Amazing Grace: The End of Student Loan Six Month “Grace” Periods

From the Chicago Tribune today comes a story about what, I agree, is a criminally under-reported change in the administration of federal student loans. The byline reads:

Starting Sunday, grad students to pay interest while in school, undergrads lose 6-month grace period

That’s true but a conversation on Twitter earlier today made clear that this story needs some context/clarification.

When you say “grace period” to many student loan borrowers they think first of their six month payment reprieve. Currently, for six months post graduation or dropping out of school a borrower does not have to make any payments. That is NOT the grace period this article is referring to but it is associated with that. As the story goes on to say:

Starting Sunday, students hoping to earn the graduate degrees that have become mandatory for many white-collar jobs will become responsible for paying the interest on their federal loans while they are in school and immediately after they graduate. That means they’ll have to pay an extra $18 billion out of pocket over the next decade.

Meanwhile, the government will no longer cover the interest on undergraduate loans during the six months after students finish school. That’s expected to cost them more than $2 billion.

For years a grace period on interest accumulation on the loan principal (the amount borrowed) has run concurrently with the six month no payment grace period. It’s just not the kind of thing most of us think about. To be honest, even the most financially privileged students and their parents tend not to pay much attention to all the financial aid blathering about compound interest and principals. But that blathering matters.

Before these changes interest accrual was subsidized (think: paid) by the government on behalf of the student borrower on subsidized student loans. Now, that interest will accrue during the grace period for undergraduates and will be paid by the student. It will now accrue during your payment free six month grace period. The difference on a $40,000 loan over a 15 year term at 6.8% interest is about $2500. It sounds small until you realize many students owe significantly more than $40,000 and that debt-to-income ratios matter a lot when you are attempting to borrow money for a home or a business down the line.

The difference for graduate students is even more steep. As of Sunday the ONLY student loans available to grad students will be unsubsidized loans. Now interest for grad students’ unsubsidized loans will accrue THROUGHOUT THE LIFE OF THE LOAN from the day it is dispersed. That interest, if not paid directly while you are in school living on ramen and leftover faculty meeting snacks, will be added to the principal of your loan.
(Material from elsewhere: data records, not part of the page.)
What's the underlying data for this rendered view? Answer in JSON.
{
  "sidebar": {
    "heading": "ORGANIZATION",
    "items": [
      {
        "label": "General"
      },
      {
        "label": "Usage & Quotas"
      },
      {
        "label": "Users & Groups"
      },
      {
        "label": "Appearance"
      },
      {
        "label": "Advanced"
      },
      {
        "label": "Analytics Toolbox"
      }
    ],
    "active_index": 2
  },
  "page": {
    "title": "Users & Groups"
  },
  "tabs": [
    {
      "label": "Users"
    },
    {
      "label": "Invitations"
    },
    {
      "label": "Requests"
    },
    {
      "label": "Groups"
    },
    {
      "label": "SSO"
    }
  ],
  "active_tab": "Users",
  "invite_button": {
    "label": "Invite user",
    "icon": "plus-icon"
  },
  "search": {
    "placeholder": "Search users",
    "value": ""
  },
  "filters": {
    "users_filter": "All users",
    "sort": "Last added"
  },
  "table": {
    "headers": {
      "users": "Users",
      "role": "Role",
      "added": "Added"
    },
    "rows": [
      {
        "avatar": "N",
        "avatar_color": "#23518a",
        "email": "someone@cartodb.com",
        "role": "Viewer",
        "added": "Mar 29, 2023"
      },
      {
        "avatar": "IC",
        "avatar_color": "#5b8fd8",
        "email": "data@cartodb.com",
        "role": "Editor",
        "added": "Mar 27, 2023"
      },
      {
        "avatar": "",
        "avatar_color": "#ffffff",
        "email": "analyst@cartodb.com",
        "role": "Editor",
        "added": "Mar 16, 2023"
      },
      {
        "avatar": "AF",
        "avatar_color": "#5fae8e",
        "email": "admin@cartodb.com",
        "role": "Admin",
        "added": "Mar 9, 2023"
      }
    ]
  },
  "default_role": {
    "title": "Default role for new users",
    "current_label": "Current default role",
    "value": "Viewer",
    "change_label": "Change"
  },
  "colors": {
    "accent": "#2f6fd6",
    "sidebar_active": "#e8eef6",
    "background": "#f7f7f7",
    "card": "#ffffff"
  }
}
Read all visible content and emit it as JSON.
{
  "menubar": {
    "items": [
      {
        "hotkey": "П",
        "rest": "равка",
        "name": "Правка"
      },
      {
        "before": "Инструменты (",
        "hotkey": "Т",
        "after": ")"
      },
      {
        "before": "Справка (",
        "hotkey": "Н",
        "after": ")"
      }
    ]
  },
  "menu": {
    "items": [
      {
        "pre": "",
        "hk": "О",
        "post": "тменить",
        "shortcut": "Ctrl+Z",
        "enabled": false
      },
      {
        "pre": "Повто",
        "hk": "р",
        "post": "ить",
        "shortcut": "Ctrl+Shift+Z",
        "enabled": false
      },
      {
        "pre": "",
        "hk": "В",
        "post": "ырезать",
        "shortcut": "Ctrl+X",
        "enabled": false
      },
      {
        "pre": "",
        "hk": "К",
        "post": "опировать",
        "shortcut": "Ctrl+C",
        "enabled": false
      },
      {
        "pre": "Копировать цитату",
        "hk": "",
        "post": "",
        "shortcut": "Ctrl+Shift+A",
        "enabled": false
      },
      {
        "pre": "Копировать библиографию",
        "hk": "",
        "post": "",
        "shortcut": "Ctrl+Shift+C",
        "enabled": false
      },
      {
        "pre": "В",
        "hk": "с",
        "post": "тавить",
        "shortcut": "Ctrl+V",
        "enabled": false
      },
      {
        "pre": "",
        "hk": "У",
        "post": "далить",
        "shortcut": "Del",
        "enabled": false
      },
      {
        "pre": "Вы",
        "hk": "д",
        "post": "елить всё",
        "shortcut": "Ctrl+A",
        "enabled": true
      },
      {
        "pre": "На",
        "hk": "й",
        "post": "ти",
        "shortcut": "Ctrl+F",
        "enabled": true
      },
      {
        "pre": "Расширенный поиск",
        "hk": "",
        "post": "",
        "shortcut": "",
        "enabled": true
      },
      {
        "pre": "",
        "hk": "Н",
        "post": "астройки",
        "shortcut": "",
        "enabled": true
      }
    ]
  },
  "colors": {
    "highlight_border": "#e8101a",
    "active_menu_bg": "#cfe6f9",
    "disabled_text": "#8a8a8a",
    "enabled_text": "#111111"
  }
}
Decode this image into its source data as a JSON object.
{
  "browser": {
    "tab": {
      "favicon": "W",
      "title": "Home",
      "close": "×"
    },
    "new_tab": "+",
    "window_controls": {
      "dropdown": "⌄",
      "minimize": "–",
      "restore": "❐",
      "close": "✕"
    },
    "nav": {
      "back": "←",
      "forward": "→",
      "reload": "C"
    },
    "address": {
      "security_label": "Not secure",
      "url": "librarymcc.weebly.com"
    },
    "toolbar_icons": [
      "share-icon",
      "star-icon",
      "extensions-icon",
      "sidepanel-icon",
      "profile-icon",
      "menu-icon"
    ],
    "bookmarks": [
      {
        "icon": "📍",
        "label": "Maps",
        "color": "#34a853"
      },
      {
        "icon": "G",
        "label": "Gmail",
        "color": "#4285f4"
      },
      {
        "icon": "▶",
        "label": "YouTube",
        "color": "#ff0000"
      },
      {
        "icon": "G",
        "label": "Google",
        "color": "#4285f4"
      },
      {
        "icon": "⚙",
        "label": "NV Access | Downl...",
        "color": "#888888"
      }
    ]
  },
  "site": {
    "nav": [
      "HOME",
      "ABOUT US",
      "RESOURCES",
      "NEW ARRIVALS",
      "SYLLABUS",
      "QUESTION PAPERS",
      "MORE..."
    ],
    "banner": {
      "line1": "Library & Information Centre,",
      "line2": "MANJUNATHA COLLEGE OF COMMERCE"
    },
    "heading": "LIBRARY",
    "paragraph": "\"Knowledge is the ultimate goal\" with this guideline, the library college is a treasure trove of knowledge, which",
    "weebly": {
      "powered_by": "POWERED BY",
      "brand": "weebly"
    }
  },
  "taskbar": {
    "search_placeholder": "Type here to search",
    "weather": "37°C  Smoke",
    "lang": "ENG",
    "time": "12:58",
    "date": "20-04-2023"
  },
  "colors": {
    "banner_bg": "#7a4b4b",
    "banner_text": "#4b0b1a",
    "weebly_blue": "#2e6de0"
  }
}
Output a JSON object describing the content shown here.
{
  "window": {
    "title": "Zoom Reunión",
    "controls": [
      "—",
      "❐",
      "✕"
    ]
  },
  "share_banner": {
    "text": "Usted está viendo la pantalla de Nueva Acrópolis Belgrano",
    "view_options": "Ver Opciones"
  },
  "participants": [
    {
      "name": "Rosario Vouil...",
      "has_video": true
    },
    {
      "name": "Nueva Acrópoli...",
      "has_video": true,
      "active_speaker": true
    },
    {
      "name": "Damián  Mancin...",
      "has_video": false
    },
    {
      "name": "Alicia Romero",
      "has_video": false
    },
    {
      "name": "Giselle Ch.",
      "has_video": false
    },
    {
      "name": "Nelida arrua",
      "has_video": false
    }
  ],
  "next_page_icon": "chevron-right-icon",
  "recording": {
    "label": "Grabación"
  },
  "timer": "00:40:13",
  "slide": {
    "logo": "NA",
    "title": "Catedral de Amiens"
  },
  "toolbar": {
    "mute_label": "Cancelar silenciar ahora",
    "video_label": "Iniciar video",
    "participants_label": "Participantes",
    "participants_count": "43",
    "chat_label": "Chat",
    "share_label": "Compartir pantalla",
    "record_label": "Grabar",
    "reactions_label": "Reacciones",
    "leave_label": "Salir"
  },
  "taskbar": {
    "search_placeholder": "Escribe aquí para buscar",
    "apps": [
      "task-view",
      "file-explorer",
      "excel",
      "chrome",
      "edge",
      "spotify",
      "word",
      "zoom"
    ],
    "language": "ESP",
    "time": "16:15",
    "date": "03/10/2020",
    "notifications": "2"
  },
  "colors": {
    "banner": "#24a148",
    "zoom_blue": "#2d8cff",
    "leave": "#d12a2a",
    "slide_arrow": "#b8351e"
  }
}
Considering how long some students need to complete a graduate degree (anywhere from 18 months to nine years depending on the field, degree type, and Murphy’s law) the end of subsidized loans could be extremely costly for grad students.

For example, $50,000 in subsidized student loans would run you $69,048 at $575 per month for ten years. The same amount with same terms on an unsubsidized loan will cost you $80,004 at $667 per month for ten years. You know, for all that sweet professoriate cash you’ll have lying around.

Holy moly.

It’s an interesting increase on people who pursue higher education precisely when our economy is supposedly so short on innovators and skilled knowledge workers. But, hey, the SGA ain’t the AARP so, yay, political interests group. Or, something.

Calculate your own differences here.

Read more about these changes here and here.

And, good luck. Or, I hope you hit the lottery. Or, marry well. Or, something. I’m fresh out of advice that doesn’t begin and end with stripper poles. Sorry.